Partager l'intimité d'une musicienne ne doit pas être chose facile. Il est vrai que tout mari peut mal supporter ces absences répétées, ce métier particulier et si prenant, ce besoin de s'isoler pour travailler. Pierre a dû souffrir de tout cela.
Flaires-tu la deuxième raison de notre mésentente ? J'ai toujours eu le goût des hommes. J'aime leur compagnie, leurs sourires, leurs secrets, leur séduction. J'aime sentir un homme près de moi. J'aime l'expression dans les yeux d'un homme lorsque l'envie de moi le prend. Mais mon homme, à force de me battre froid, devenait ennuyeux.
Après l'accouchement, il me semblait que nous faisions de moins en moins l'amour. Pierre n'avait jamais été passionné au lit ; il était d'une nature plutôt tendre et calme, préférant les cajoleries agréables à des étreintes plus fougueuses. Au début de notre mariage, je m'étais accommodée de ce tempérament réservé, mais à la longue, je réalisai que la fréquence de nos rapports diminuait et que j'en ressentais une certaine frustration.

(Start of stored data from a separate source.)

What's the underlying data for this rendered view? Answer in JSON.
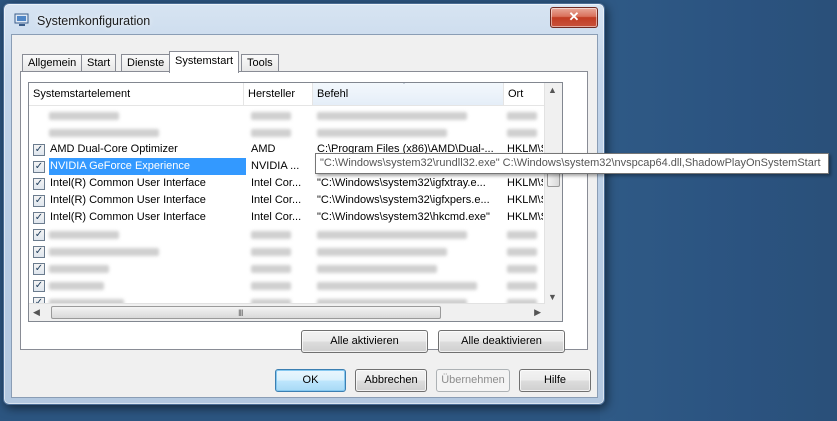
{
  "window": {
    "title": "Systemkonfiguration",
    "close_symbol": "✕"
  },
  "tabs": [
    {
      "label": "Allgemein"
    },
    {
      "label": "Start"
    },
    {
      "label": "Dienste"
    },
    {
      "label": "Systemstart",
      "active": true
    },
    {
      "label": "Tools"
    }
  ],
  "list": {
    "columns": [
      "Systemstartelement",
      "Hersteller",
      "Befehl",
      "Ort"
    ],
    "rows": [
      {
        "checked": false,
        "blurred": true
      },
      {
        "checked": false,
        "blurred": true
      },
      {
        "checked": true,
        "name": "AMD Dual-Core Optimizer",
        "maker": "AMD",
        "cmd": "C:\\Program Files (x86)\\AMD\\Dual-...",
        "loc": "HKLM\\S"
      },
      {
        "checked": true,
        "name": "NVIDIA GeForce Experience",
        "maker": "NVIDIA ...",
        "cmd": "",
        "loc": "",
        "selected": true
      },
      {
        "checked": true,
        "name": "Intel(R) Common User Interface",
        "maker": "Intel Cor...",
        "cmd": "\"C:\\Windows\\system32\\igfxtray.e...",
        "loc": "HKLM\\S"
      },
      {
        "checked": true,
        "name": "Intel(R) Common User Interface",
        "maker": "Intel Cor...",
        "cmd": "\"C:\\Windows\\system32\\igfxpers.e...",
        "loc": "HKLM\\S"
      },
      {
        "checked": true,
        "name": "Intel(R) Common User Interface",
        "maker": "Intel Cor...",
        "cmd": "\"C:\\Windows\\system32\\hkcmd.exe\"",
        "loc": "HKLM\\S"
      },
      {
        "checked": true,
        "blurred": true
      },
      {
        "checked": true,
        "blurred": true
      },
      {
        "checked": true,
        "blurred": true
      },
      {
        "checked": true,
        "blurred": true
      },
      {
        "checked": true,
        "blurred": true
      }
    ],
    "check_symbol": "✓"
  },
  "tooltip": "\"C:\\Windows\\system32\\rundll32.exe\" C:\\Windows\\system32\\nvspcap64.dll,ShadowPlayOnSystemStart",
  "buttons": {
    "enable_all": "Alle aktivieren",
    "disable_all": "Alle deaktivieren",
    "ok": "OK",
    "cancel": "Abbrechen",
    "apply": "Übernehmen",
    "help": "Hilfe"
  },
  "scroll": {
    "grip": "III",
    "up": "▲",
    "down": "▼",
    "left": "◀",
    "right": "▶"
  }
}
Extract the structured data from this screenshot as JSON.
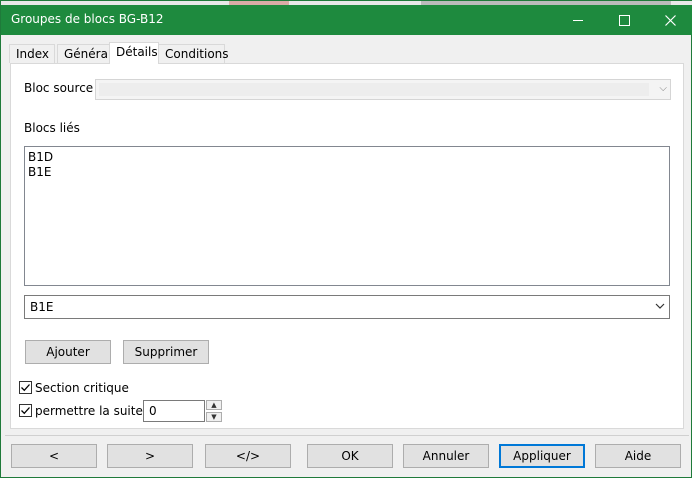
{
  "window": {
    "title": "Groupes de blocs BG-B12"
  },
  "tabs": [
    "Index",
    "Général",
    "Détails",
    "Conditions"
  ],
  "details": {
    "source_label": "Bloc source",
    "source_value": "",
    "linked_label": "Blocs liés",
    "linked_items": [
      "B1D",
      "B1E"
    ],
    "selected_block": "B1E",
    "add_label": "Ajouter",
    "remove_label": "Supprimer",
    "critical_label": "Section critique",
    "critical_checked": true,
    "allow_label": "permettre la suite",
    "allow_checked": true,
    "allow_value": "0"
  },
  "footer": {
    "prev": "<",
    "next": ">",
    "code": "</>",
    "ok": "OK",
    "cancel": "Annuler",
    "apply": "Appliquer",
    "help": "Aide"
  },
  "colors": {
    "titlebar": "#1e8a3e",
    "accent": "#0078d7"
  },
  "icons": [
    "minimize-icon",
    "maximize-icon",
    "close-icon",
    "chevron-down-icon",
    "checkmark-icon",
    "spin-up-icon",
    "spin-down-icon"
  ]
}
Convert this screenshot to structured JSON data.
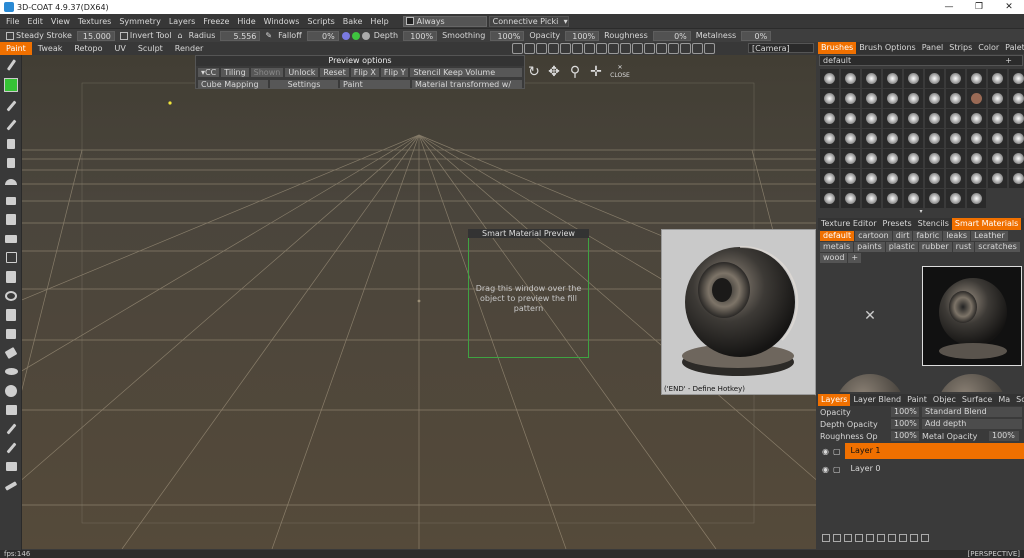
{
  "window": {
    "title": "3D-COAT 4.9.37(DX64)",
    "controls": [
      "—",
      "❐",
      "✕"
    ]
  },
  "menu": {
    "items": [
      "File",
      "Edit",
      "View",
      "Textures",
      "Symmetry",
      "Layers",
      "Freeze",
      "Hide",
      "Windows",
      "Scripts",
      "Bake",
      "Help"
    ],
    "always_label": "Always",
    "picker_label": "Connective Picki"
  },
  "toolbar": {
    "steady_stroke_label": "Steady Stroke",
    "steady_stroke_value": "15.000",
    "invert_tool_label": "Invert Tool",
    "radius_label": "Radius",
    "radius_value": "5.556",
    "falloff_label": "Falloff",
    "falloff_value": "0%",
    "depth_label": "Depth",
    "depth_value": "100%",
    "smoothing_label": "Smoothing",
    "smoothing_value": "100%",
    "opacity_label": "Opacity",
    "opacity_value": "100%",
    "roughness_label": "Roughness",
    "roughness_value": "0%",
    "metalness_label": "Metalness",
    "metalness_value": "0%"
  },
  "modes": {
    "tabs": [
      "Paint",
      "Tweak",
      "Retopo",
      "UV",
      "Sculpt",
      "Render"
    ],
    "active": "Paint",
    "camera": "[Camera]"
  },
  "preview_options": {
    "title": "Preview options",
    "row1": [
      "▾CC",
      "Tiling",
      "Shown",
      "Unlock",
      "Reset",
      "Flip X",
      "Flip Y",
      "Stencil Keep Volume"
    ],
    "row2": [
      "Cube Mapping",
      "Settings",
      "Paint",
      "Material transformed w/"
    ],
    "close": "CLOSE"
  },
  "smart_preview": {
    "title": "Smart Material Preview",
    "text": "Drag this window over the object to preview the fill pattern"
  },
  "render_preview": {
    "hotkey_label": "('END' - Define Hotkey)"
  },
  "brushes": {
    "tabs": [
      "Brushes",
      "Brush Options",
      "Panel",
      "Strips",
      "Color",
      "Palette"
    ],
    "active": "Brushes",
    "preset": "default"
  },
  "materials": {
    "tabs": [
      "Texture Editor",
      "Presets",
      "Stencils",
      "Smart Materials"
    ],
    "active": "Smart Materials",
    "tags": [
      "default",
      "cartoon",
      "dirt",
      "fabric",
      "leaks",
      "Leather",
      "metals",
      "paints",
      "plastic",
      "rubber",
      "rust",
      "scratches",
      "wood",
      "+"
    ],
    "active_tag": "default"
  },
  "layers": {
    "tabs": [
      "Layers",
      "Layer Blend",
      "Paint",
      "Objec",
      "Surface",
      "Ma",
      "SculptTree"
    ],
    "active": "Layers",
    "opacity_label": "Opacity",
    "opacity_value": "100%",
    "blend_mode": "Standard Blend",
    "depth_opacity_label": "Depth Opacity",
    "depth_opacity_value": "100%",
    "depth_mode": "Add depth",
    "roughness_op_label": "Roughness Op",
    "roughness_op_value": "100%",
    "metal_opacity_label": "Metal Opacity",
    "metal_opacity_value": "100%",
    "items": [
      {
        "name": "Layer 1",
        "active": true
      },
      {
        "name": "Layer 0",
        "active": false
      }
    ]
  },
  "status": {
    "fps": "fps:146",
    "view": "[PERSPECTIVE]"
  },
  "colors": {
    "accent": "#f07000",
    "primary_color": "#36c236"
  }
}
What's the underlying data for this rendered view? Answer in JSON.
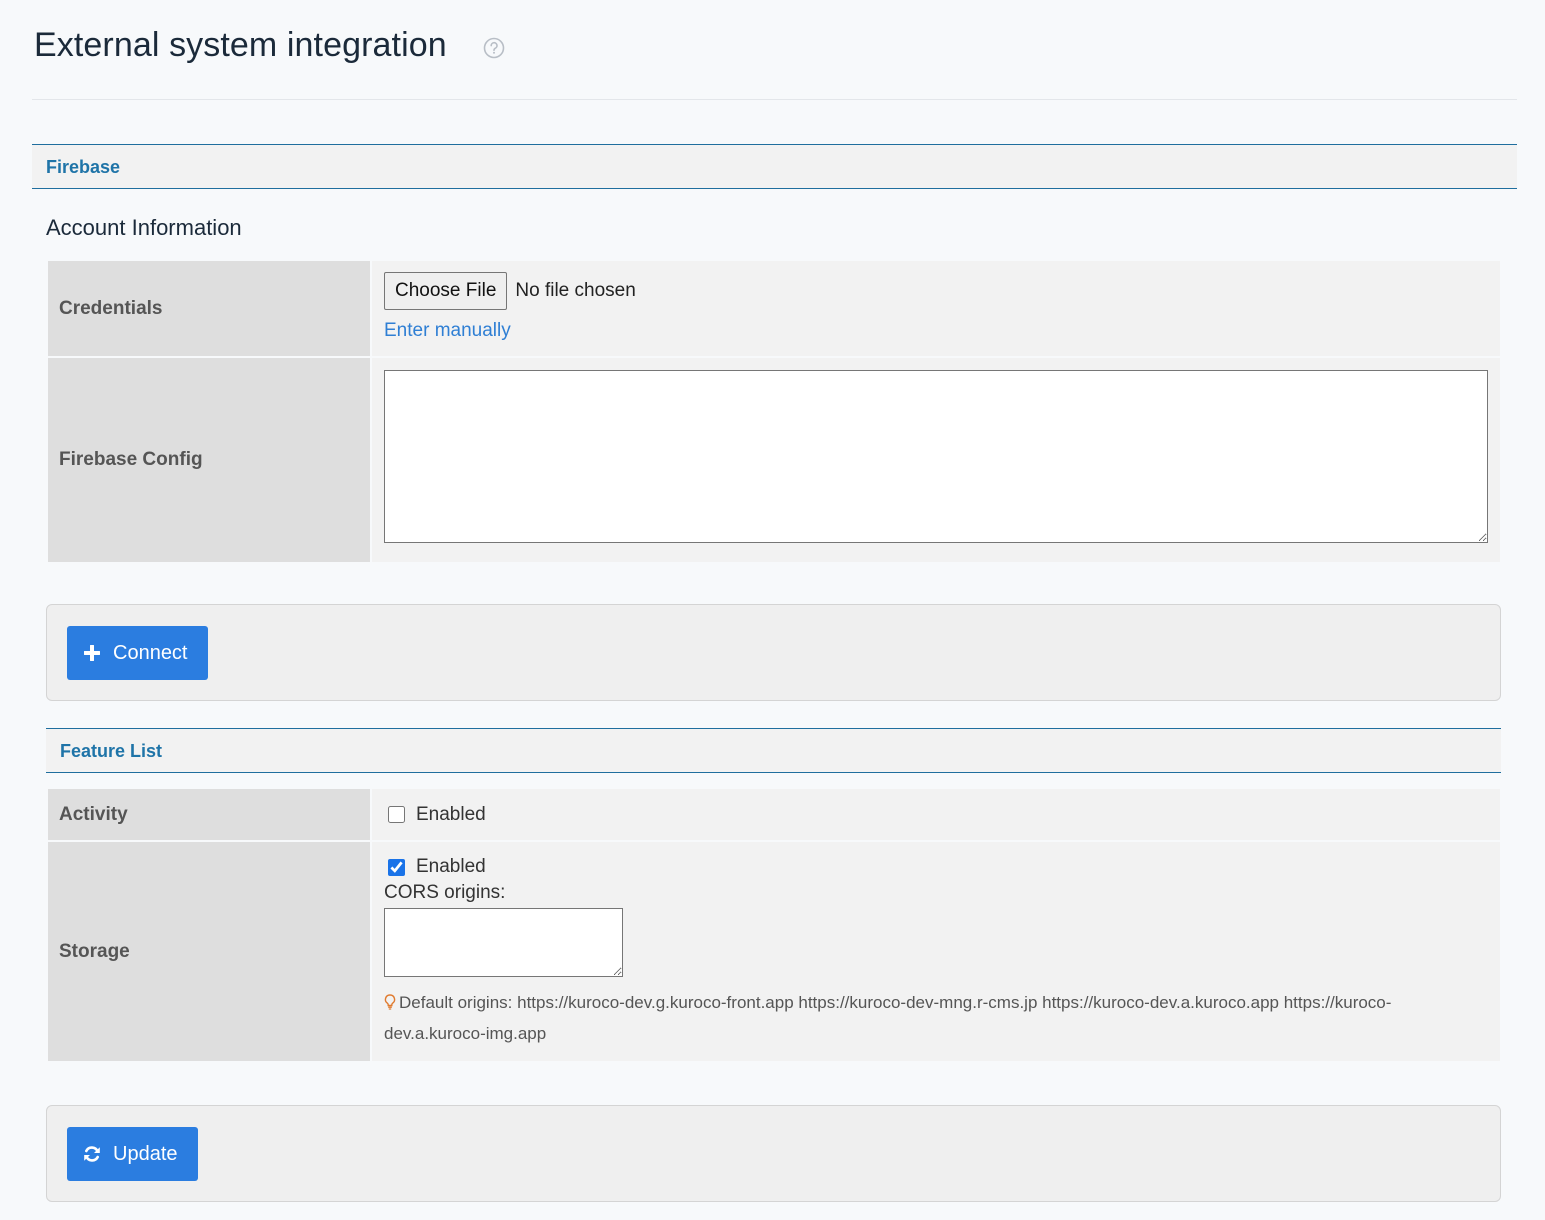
{
  "header": {
    "title": "External system integration",
    "help_icon": "question-circle-icon"
  },
  "firebase_section": {
    "title": "Firebase"
  },
  "account_information": {
    "heading": "Account Information",
    "credentials": {
      "label": "Credentials",
      "choose_file_label": "Choose File",
      "no_file_text": "No file chosen",
      "enter_manually_link": "Enter manually"
    },
    "firebase_config": {
      "label": "Firebase Config",
      "value": ""
    }
  },
  "connect_button": {
    "label": "Connect",
    "icon": "plus-icon"
  },
  "feature_list": {
    "title": "Feature List",
    "activity": {
      "label": "Activity",
      "checkbox_label": "Enabled",
      "checked": false
    },
    "storage": {
      "label": "Storage",
      "checkbox_label": "Enabled",
      "checked": true,
      "cors_label": "CORS origins:",
      "cors_value": "",
      "hint_icon": "lightbulb-icon",
      "hint_text": "Default origins: https://kuroco-dev.g.kuroco-front.app https://kuroco-dev-mng.r-cms.jp https://kuroco-dev.a.kuroco.app https://kuroco-dev.a.kuroco-img.app"
    }
  },
  "update_button": {
    "label": "Update",
    "icon": "refresh-icon"
  },
  "colors": {
    "accent": "#2b7de0",
    "section_border": "#1f6e9e",
    "link": "#2f7fd4",
    "hint_icon": "#e07a2e"
  }
}
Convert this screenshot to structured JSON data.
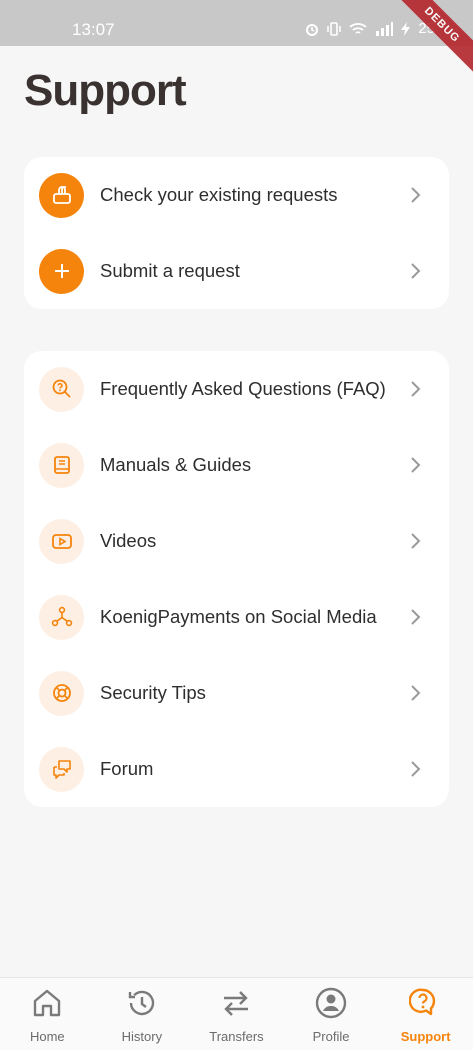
{
  "status_bar": {
    "time": "13:07",
    "battery": "25",
    "debug_label": "DEBUG"
  },
  "page": {
    "title": "Support"
  },
  "requests_card": {
    "items": [
      {
        "label": "Check your existing requests",
        "icon": "mailbox-icon"
      },
      {
        "label": "Submit a request",
        "icon": "plus-icon"
      }
    ]
  },
  "help_card": {
    "items": [
      {
        "label": "Frequently Asked Questions (FAQ)",
        "icon": "search-question-icon"
      },
      {
        "label": "Manuals & Guides",
        "icon": "book-icon"
      },
      {
        "label": "Videos",
        "icon": "play-video-icon"
      },
      {
        "label": "KoenigPayments on Social Media",
        "icon": "social-share-icon"
      },
      {
        "label": "Security Tips",
        "icon": "lifebuoy-icon"
      },
      {
        "label": "Forum",
        "icon": "chat-bubbles-icon"
      }
    ]
  },
  "bottom_nav": {
    "items": [
      {
        "label": "Home",
        "icon": "home-icon"
      },
      {
        "label": "History",
        "icon": "history-icon"
      },
      {
        "label": "Transfers",
        "icon": "transfer-arrows-icon"
      },
      {
        "label": "Profile",
        "icon": "profile-icon"
      },
      {
        "label": "Support",
        "icon": "support-question-icon"
      }
    ],
    "active": "Support"
  },
  "colors": {
    "accent": "#f5840c",
    "accent_soft": "#fdefe3",
    "background": "#f6f6f6",
    "title": "#3a3230"
  }
}
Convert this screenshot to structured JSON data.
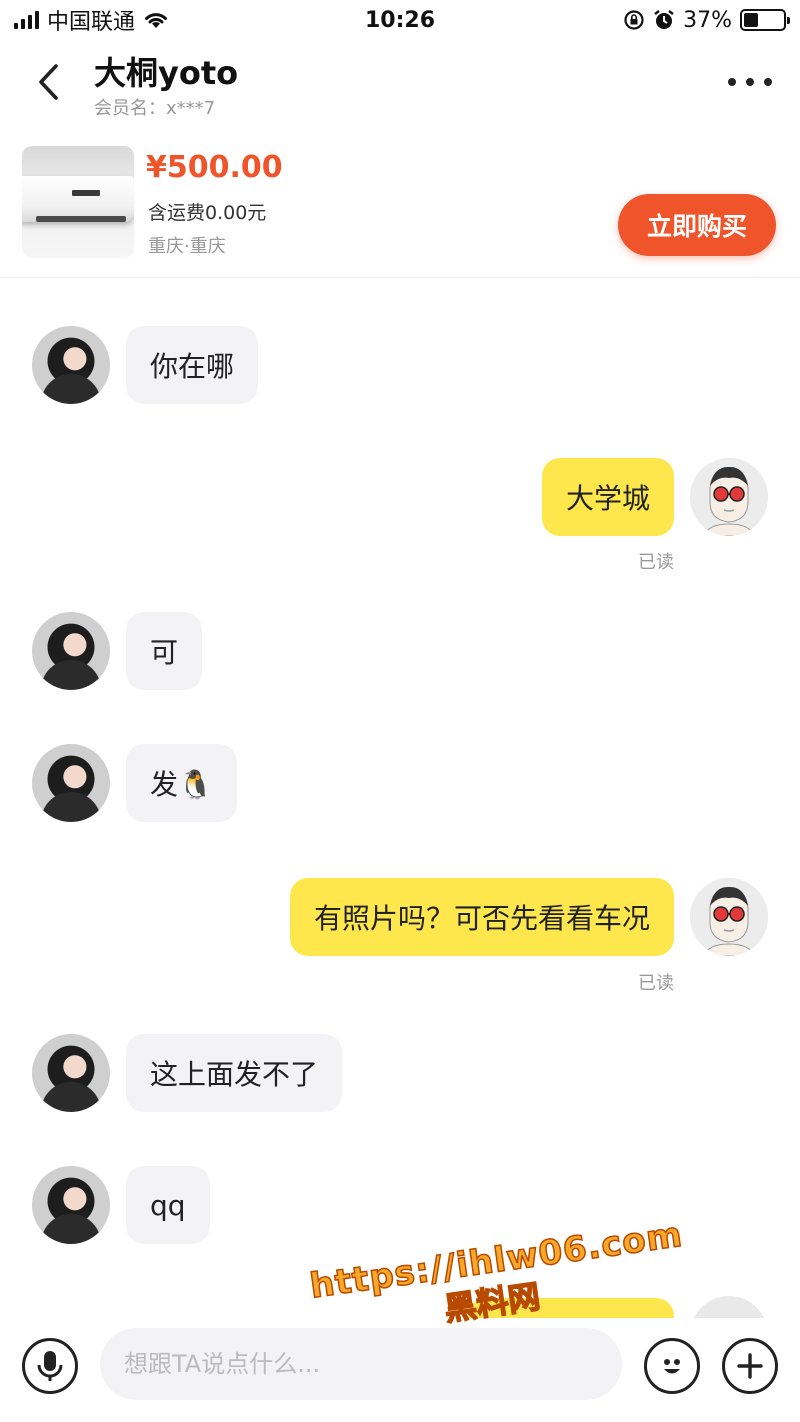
{
  "status_bar": {
    "carrier": "中国联通",
    "time": "10:26",
    "battery_text": "37%",
    "battery_level": 0.37
  },
  "header": {
    "title": "大桐yoto",
    "subtitle": "会员名：x***7"
  },
  "product": {
    "price": "¥500.00",
    "shipping": "含运费0.00元",
    "location": "重庆·重庆",
    "buy_label": "立即购买"
  },
  "messages": [
    {
      "side": "left",
      "text": "你在哪"
    },
    {
      "side": "right",
      "text": "大学城",
      "status": "已读"
    },
    {
      "side": "left",
      "text": "可"
    },
    {
      "side": "left",
      "text": "发🐧"
    },
    {
      "side": "right",
      "text": "有照片吗？可否先看看车况",
      "status": "已读"
    },
    {
      "side": "left",
      "text": "这上面发不了"
    },
    {
      "side": "left",
      "text": "qq"
    }
  ],
  "input": {
    "placeholder": "想跟TA说点什么..."
  },
  "watermark": {
    "url": "https://ihlw06.com",
    "name": "黑料网"
  },
  "colors": {
    "accent": "#f0542b",
    "my_bubble": "#fde74c",
    "their_bubble": "#f3f3f5"
  },
  "icons": {
    "back": "chevron-left-icon",
    "more": "more-dots-icon",
    "voice": "microphone-icon",
    "emoji": "emoji-icon",
    "plus": "plus-icon"
  }
}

L'arrivée d'un bébé pouvait bouleverser la vie sexuelle d'un couple ; en revanche, j'avais entendu dire que c'était la libido des femmes qui s'étiolait après une naissance. Ce fut plutôt celle de Pierre qui se mit en berne, alors que la mienne avait le vent en poupe. Une fois au lit, mon mari me tournait le dos et s'endormait sur-le-champ ; et lorsque je tentais de réveiller d'anciennes ardeurs, il invoquait des soucis professionnels ou se laissait faire sans conviction.
Je t'ai parlé, plus haut, de ma « logique de fidélité », et comment j'avais tenté de m'y tenir, sans grande conviction. J'avais réussi à évincer Manuel tant bien que mal, mais Brice fut le premier à me faire faillir. Après lui, le désir d'autres hommes me prit.